Online Book Reader

Home Category

Dune_ House Atreides - Brian Herbert [268]

By Root 2536 0
Only then will we be satisfied.” He smiled with thin lips. The fléchette pistol in his hand did not move a millimeter. Fenring could see how this man could have risen to the rank of pilot; he clearly had the stomach to command ships. “After that happens, Shaddam may have as quiet a reign as he chooses.”

“You make me sad,” Fenring said, sounding disappointed. “I will take your answer back to the Crown Prince.” He crossed his arms over his chest and bowed in farewell, extending his palms forward. The motion triggered two needle guns mounted to his wrists. In silence, they fired deadly paralytic darts into the pilot’s throat.

The Tleilaxu clenched in a spasm, reflexively firing the fléchette pistol. Fenring easily ducked out of the way. The long spikes hammered into the wall and hung there quivering. A second later, an occupant in the adjacent room pounded on the wall for quiet.

Still in darkness, Fenring studied his work. The evidence was all here, and the Bene Tleilax would understand what had happened. After the outrageous assassination attempt on Leto Atreides—despite Shaddam’s specific orders for them to drop the matter—Hidar Fen Ajidica had much to atone for.

The Tleilaxu prided themselves on their ability to keep secrets. No doubt they would discreetly remove the pilot’s name from the witness list and not mention him again. Without his testimony, their case would be weaker.

Fenring hoped, though, that this murder wouldn’t make the little men even more vengeful. How would Hidar Fen Ajidica respond?

Departing from the locked room, Fenring slid through the shadows. He left the body, just in case the Bene Tleilax wanted to resurrect him as a ghola. After all, despite the little man’s failings, he might have been a good pilot.

In plotting any course of revenge, one must savor the anticipation phase and all its moments, for the actual execution often differs widely from the original plan.

—HASIMIR FENRING,

Dispatches from Arrakis


The Baron Vladimir Harkonnen couldn’t have been more delighted at the way events were turning out. He might have taken deeper pleasure if the rest of the Imperium could appreciate the delicious complexities of what he had done—but of course he could never reveal those.

As an important House, as well as the current stewards of spice production on Arrakis, the Harkonnens received fine accommodations in a distant wing of the Imperial Palace. Tickets for reserved seats at the coronation and the wedding had already been delivered to their quarters.

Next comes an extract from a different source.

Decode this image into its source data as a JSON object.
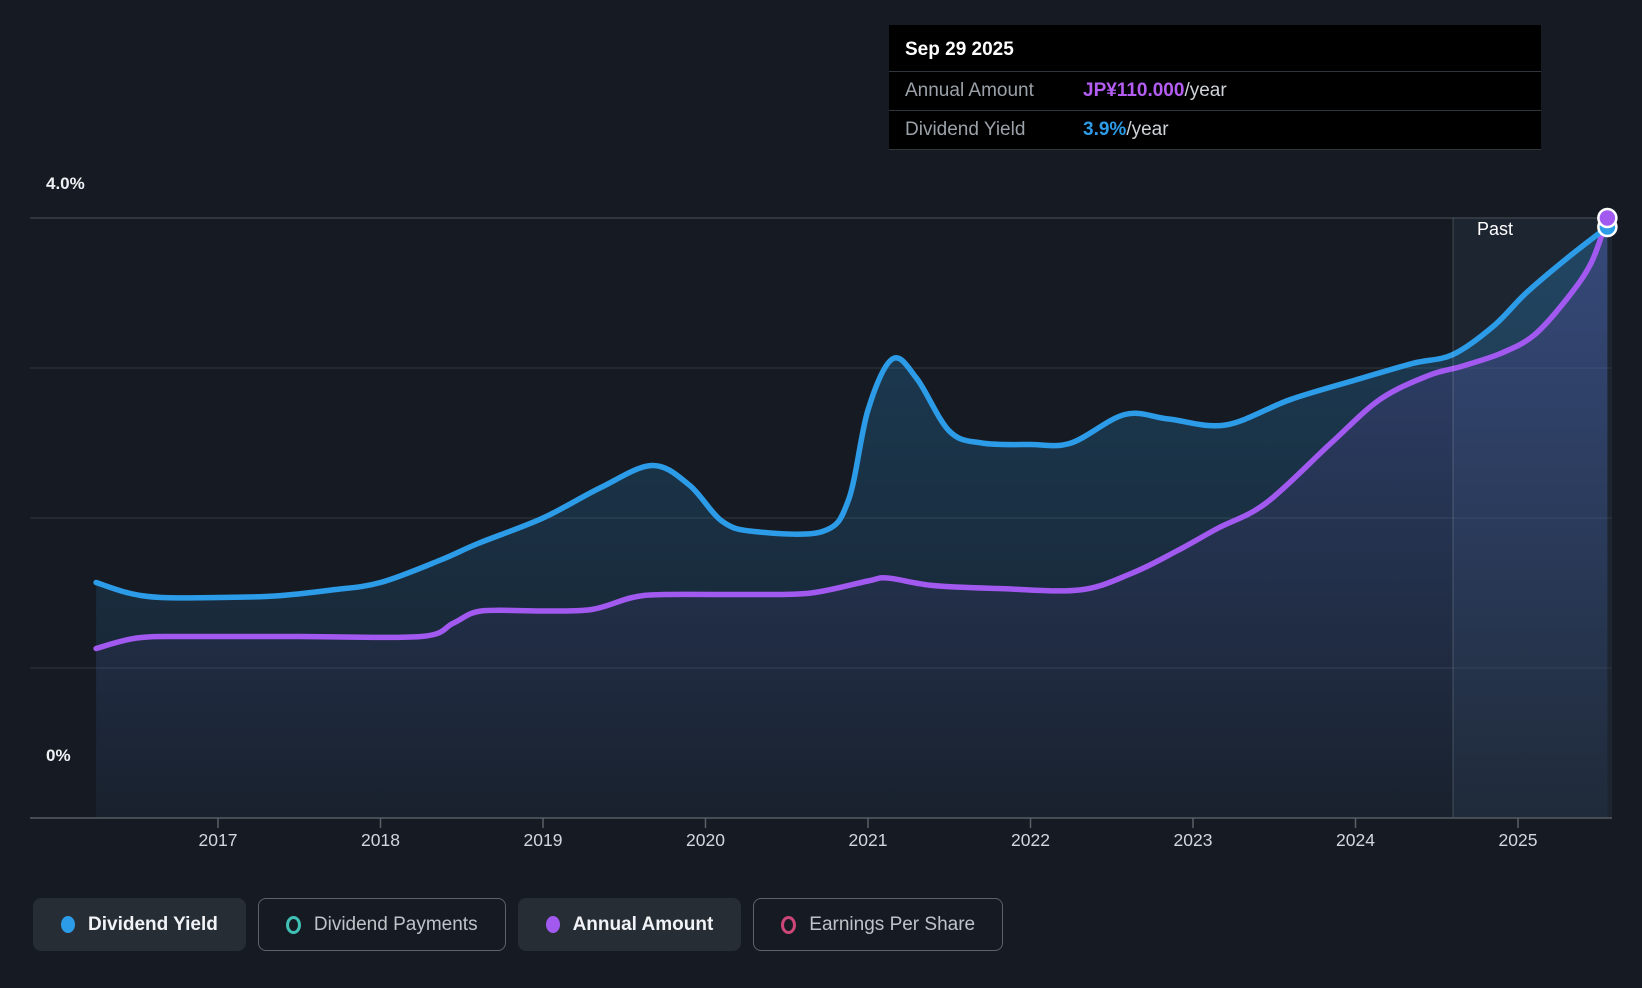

And, of course, before all the pomp and ceremony, it would be the Baron’s sad duty to watch the terrible trial of Leto Atreides. He tapped his fingers against his leg and pursed his generous lips. Ah, the burdens of nobility.

He lounged in a plush indigo chair, cradling a crystal sphere in his lap. From the depths of the transparent ball shone holo-images of fireworks displays and light shows, previews for the spectacle that would shower Kaitain in a few days’ time. In a corner of the room a musical fireplace whispered quiet notes, making him yawn. Lately, he felt tired so often, his body weak and shaky.

“I want you to leave the planet,” the Baron told Glossu Rabban without looking up from the crystal sphere. “I don’t want you here during the trial or the coronation.”

The broad-shouldered, thick-lipped man bristled. His brown hair had been hacked short, without finesse, for the public appearance, and he wore a padded dra-leather vest that made him look even more like a barrel than usual. “Why? I did everything you asked, and our plans turned out beautifully. Why send me away now?”

“Because I don’t want you here,” the Baron said, running a hand along his widow’s peak to smooth down his thick hair. “I can’t have anyone taking a look at you and thinking you might have had something to do with poor, dear Leto’s plight. You have that . . . gloating manner about you.”

The Baron’s nephew frowned and drew a deep breath, still defiant. “But I want to be there so I can look in his eyes when he receives his sentence.”